Por penitencias aflictivas entendemos las mortificaciones exteriores de alguna importancia, como ayunos, vigilias y otras austeridades, que tienen la finalidad de castigar el cuerpo para domarlo y reducirlo a servidumbre.  Las penitencias aflictivas son excelentes para calmar el cuerpo y reducirlo al silencio, cuando se vuelve demasiado exigente o se rebela contra el espíritu; y para estimular la generosidad, el fervor y la piedad. 

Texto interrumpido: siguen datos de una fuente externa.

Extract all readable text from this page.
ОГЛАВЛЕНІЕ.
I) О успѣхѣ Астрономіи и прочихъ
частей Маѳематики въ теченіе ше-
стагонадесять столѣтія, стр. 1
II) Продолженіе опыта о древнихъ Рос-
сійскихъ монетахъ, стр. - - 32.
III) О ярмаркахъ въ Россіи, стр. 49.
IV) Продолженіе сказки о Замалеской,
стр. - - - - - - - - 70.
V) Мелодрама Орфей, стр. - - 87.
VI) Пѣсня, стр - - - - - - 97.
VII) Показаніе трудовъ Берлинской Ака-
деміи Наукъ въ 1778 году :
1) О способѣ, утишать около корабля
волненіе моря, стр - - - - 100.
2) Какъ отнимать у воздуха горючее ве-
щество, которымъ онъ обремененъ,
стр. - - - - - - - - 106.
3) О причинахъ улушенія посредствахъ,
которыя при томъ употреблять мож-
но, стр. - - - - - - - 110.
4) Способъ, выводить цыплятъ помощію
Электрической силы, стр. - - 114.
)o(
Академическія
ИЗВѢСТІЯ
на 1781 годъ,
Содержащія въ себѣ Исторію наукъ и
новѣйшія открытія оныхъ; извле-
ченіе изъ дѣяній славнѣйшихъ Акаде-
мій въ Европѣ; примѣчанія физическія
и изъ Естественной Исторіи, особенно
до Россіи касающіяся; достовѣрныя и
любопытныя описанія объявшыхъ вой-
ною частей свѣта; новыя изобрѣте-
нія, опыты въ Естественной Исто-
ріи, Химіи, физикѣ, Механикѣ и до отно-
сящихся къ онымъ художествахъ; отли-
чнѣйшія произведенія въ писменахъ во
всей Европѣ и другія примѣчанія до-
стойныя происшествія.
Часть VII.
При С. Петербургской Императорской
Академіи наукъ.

Con todo, hay que usar de ellas con discreción, esto es: 
• teniendo en cuenta las propias fuerzas físicas y las inspiraciones divinas; 
• usando de gran apertura de alma y de perfecta obediencia al director espiritual, sin cuyo permiso no hay que practicar ninguna penitencia aflictiva de importancia; 
• evitando todo exceso que pudiese convertirse en un estorbo para cumplir bien los deberes de estado; 
• y orientando estas mortificaciones exteriores a adquirir una mayor mortificación interior, sin la cual no sólo no tendrían gran utilidad, sino que podrían ser causa de ilusiones y de orgullo.